El encuentro con los libros se puede dar en cualquier lugar, la relación cobra vida cuando se encuentran por primera vez el libro y el lector, ahí,  impacientes uno del otro.

Después de un breve coqueteo, el lector toma el texto por el lomo (siempre de disímil tamaño). Percibe ese olor a libro nuevo o bien, a polvo que no irrita porque es propio de la textura de los libros, lo sacude con la mano y se decide a emprender una aventura desconocida.

Lo observa una vez más atento o distraído, pero el encuentro ya está dado, de alguna u otra forma, el libro, inmóvil, ahí sobre sus manos, le intenta explicar que tiene algo qué contarle; el lector hojea a la vista de algunos capítulos o algunas páginas y comienza a imaginar infinidad de cosas, busca algún pretexto antes de comenzar a leer, porque a la vuelta de la primera página no hay vuelta atrás.

Se encuentra con la primera frase: “El día en que lo iban a matar, Santiago Nasar se levantó a las 5.30 de la mañana para esperar el buque en que llegaba el obispo”. O bien  “Era un día gélido de abril; las manecillas de los relojes marcaban las trece horas.” Y procura decirle al libro con un respiro profundo y largo, que no lo vaya a decepcionar, y a cambio le dará unas horas o incluso algunos días de profunda relación, pero a veces el lector es polígamo y trae otros libros consigo, para darse cuenta de que finalmente no está solo.

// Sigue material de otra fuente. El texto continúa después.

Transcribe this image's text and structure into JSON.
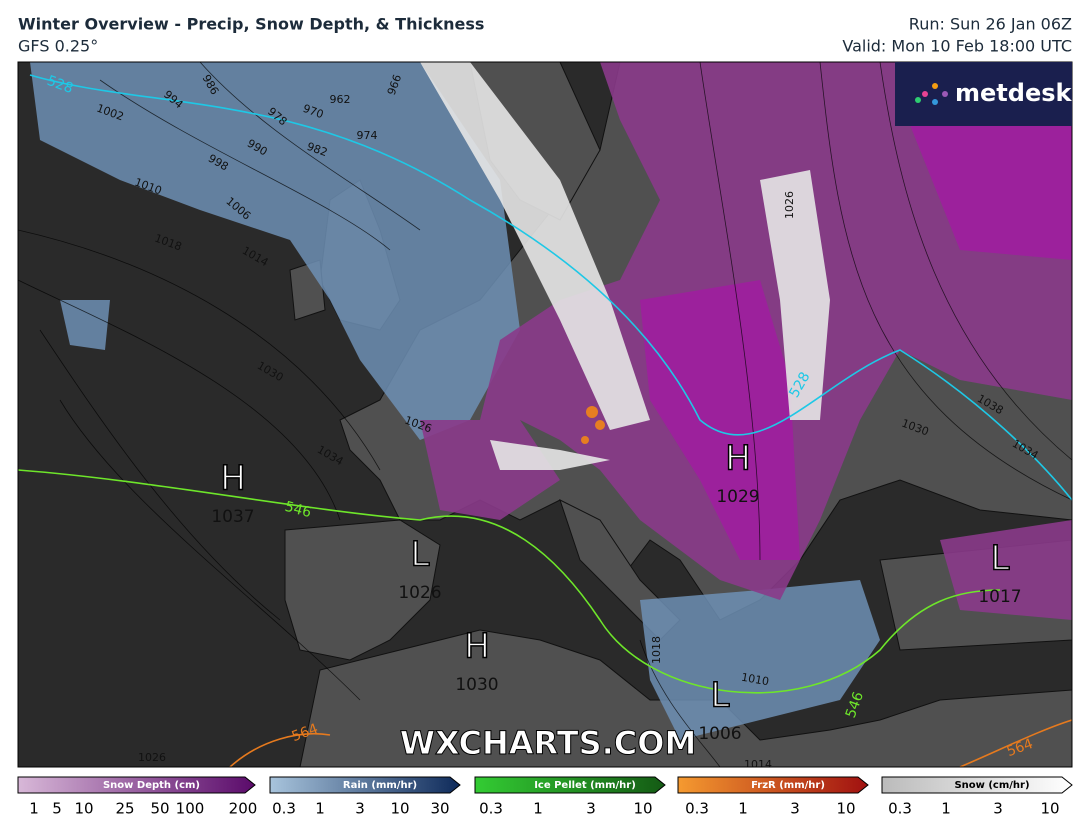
{
  "header": {
    "title": "Winter Overview - Precip, Snow Depth, & Thickness",
    "subtitle": "GFS 0.25°",
    "run": "Run: Sun 26 Jan 06Z",
    "valid": "Valid: Mon 10 Feb 18:00 UTC"
  },
  "logo": "metdesk",
  "watermark": "WXCHARTS.COM",
  "pressure_centers": [
    {
      "kind": "H",
      "value": "1037"
    },
    {
      "kind": "L",
      "value": "1026"
    },
    {
      "kind": "H",
      "value": "1030"
    },
    {
      "kind": "H",
      "value": "1029"
    },
    {
      "kind": "L",
      "value": "1017"
    },
    {
      "kind": "L",
      "value": "1006"
    }
  ],
  "isobar_labels": [
    "986",
    "994",
    "1002",
    "962",
    "970",
    "978",
    "966",
    "974",
    "982",
    "990",
    "998",
    "1010",
    "1006",
    "1018",
    "1014",
    "1030",
    "1026",
    "1034",
    "1026",
    "1038",
    "1030",
    "1034",
    "1018",
    "1010",
    "1014",
    "1026"
  ],
  "thickness_labels": [
    "528",
    "528",
    "546",
    "546",
    "564",
    "564"
  ],
  "legend": [
    {
      "title": "Snow Depth (cm)",
      "ticks": [
        1,
        5,
        10,
        25,
        50,
        100,
        200
      ]
    },
    {
      "title": "Rain (mm/hr)",
      "ticks": [
        0.3,
        1,
        3,
        10,
        30
      ]
    },
    {
      "title": "Ice Pellet (mm/hr)",
      "ticks": [
        0.3,
        1,
        3,
        10
      ]
    },
    {
      "title": "FrzR (mm/hr)",
      "ticks": [
        0.3,
        1,
        3,
        10
      ]
    },
    {
      "title": "Snow (cm/hr)",
      "ticks": [
        0.3,
        1,
        3,
        10
      ]
    }
  ]
}
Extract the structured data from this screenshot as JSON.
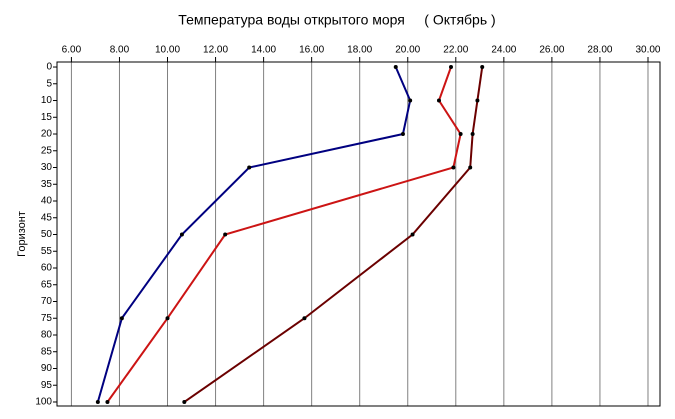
{
  "chart_data": {
    "type": "line",
    "title": "Температура воды открытого моря     ( Октябрь )",
    "y_label": "Горизонт",
    "y": [
      0,
      10,
      20,
      30,
      50,
      75,
      100
    ],
    "series": [
      {
        "color": "#000080",
        "values": [
          19.5,
          20.1,
          19.8,
          13.4,
          10.6,
          8.1,
          7.1
        ]
      },
      {
        "color": "#cc1414",
        "values": [
          21.8,
          21.3,
          22.2,
          21.9,
          12.4,
          10.0,
          7.5
        ]
      },
      {
        "color": "#6b0000",
        "values": [
          23.1,
          22.9,
          22.7,
          22.6,
          20.2,
          15.7,
          10.7
        ]
      }
    ],
    "xlim": [
      5.4,
      30.5
    ],
    "xticks": [
      {
        "value": 6,
        "label": "6.00"
      },
      {
        "value": 8,
        "label": "8.00"
      },
      {
        "value": 10,
        "label": "10.00"
      },
      {
        "value": 12,
        "label": "12.00"
      },
      {
        "value": 14,
        "label": "14.00"
      },
      {
        "value": 16,
        "label": "16.00"
      },
      {
        "value": 18,
        "label": "18.00"
      },
      {
        "value": 20,
        "label": "20.00"
      },
      {
        "value": 22,
        "label": "22.00"
      },
      {
        "value": 24,
        "label": "24.00"
      },
      {
        "value": 26,
        "label": "26.00"
      },
      {
        "value": 28,
        "label": "28.00"
      },
      {
        "value": 30,
        "label": "30.00"
      }
    ],
    "ylim": [
      -1.5,
      101.2
    ],
    "yticks": [
      0,
      5,
      10,
      15,
      20,
      25,
      30,
      35,
      40,
      45,
      50,
      55,
      60,
      65,
      70,
      75,
      80,
      85,
      90,
      95,
      100
    ],
    "y_inverted": true,
    "grid": true
  }
}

En este diálogo de vida que se presenta entre el libro y el lector, aquél hace que éste pase por sus páginas, le cree, lo ilusiona, le causa malestar, lo indigna, lo incita, alegra o entristece, y le regala de un renglón a otro, miles de emociones encontradas entre sí. El libro  intenta decir de muchas maneras que Cayo Plinio tiene razón al haber dicho que “los libros, por muy malos que sean algo de bueno tienen”.

Cuando el lector abandona al libro y lo deja por ahí, sobre el librero, la mesa o el cajón, e incluso se aleja de él por días, éste le observa pasar diciendo que lo abra, le hace guiños como decía  Alfonso Reyes o muecas con su portada inmóvil: ¡No me vas a leer!, parece reprocharle, pero el lector  lo ignora esperando tener tiempo para hacerlo: –¡Siempre hay tiempo!- le recuerda el libro; “hay tiempo hasta para perder el tiempo y tú sigues sin abrir mis páginas.

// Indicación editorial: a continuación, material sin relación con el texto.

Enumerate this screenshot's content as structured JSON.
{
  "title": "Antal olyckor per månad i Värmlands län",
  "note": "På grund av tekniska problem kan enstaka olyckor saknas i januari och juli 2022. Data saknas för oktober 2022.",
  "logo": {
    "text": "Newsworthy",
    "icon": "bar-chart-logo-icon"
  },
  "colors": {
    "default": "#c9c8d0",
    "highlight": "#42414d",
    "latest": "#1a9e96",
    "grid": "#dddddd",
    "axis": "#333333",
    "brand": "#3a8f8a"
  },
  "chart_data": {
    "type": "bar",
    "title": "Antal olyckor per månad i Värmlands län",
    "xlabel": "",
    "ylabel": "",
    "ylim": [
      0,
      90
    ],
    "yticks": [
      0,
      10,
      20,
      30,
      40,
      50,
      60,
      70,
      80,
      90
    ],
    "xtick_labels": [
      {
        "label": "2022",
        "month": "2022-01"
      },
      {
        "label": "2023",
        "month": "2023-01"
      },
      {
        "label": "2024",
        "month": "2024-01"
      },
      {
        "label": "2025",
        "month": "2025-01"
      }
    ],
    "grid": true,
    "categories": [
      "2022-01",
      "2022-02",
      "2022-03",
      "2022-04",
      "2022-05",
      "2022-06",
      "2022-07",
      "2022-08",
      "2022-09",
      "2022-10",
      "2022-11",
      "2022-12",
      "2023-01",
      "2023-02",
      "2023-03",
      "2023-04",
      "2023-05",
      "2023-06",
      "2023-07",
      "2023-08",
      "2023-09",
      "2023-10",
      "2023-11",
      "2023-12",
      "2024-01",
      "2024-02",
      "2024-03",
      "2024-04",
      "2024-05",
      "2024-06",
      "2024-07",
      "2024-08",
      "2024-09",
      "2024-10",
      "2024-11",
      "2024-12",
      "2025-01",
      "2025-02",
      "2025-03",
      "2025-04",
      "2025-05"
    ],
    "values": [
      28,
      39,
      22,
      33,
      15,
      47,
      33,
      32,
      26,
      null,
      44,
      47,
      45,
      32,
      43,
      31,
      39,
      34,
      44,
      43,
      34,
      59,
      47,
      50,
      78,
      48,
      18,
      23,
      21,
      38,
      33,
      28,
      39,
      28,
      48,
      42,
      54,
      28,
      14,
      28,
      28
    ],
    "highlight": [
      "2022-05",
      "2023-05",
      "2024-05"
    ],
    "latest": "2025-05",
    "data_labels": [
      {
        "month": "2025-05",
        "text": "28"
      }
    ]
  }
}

Cuando por fin el lector regresó al libro, lo degusta, lo goza y justo en el momento en que está por concluirlo, le causa irremediablemente una extraña tristeza, pero el lector tiene la esperanza que pronto irá a parar a unos nuevos ojos y a nuevas manos para entablar una nueva relación; por su parte, el lector buscará un nuevo libro, con ello va a demostrar que aprendió la lección de que esa unión amorosa entre libro y lector es, sin duda, una de las relaciones amorosas más gratificantes.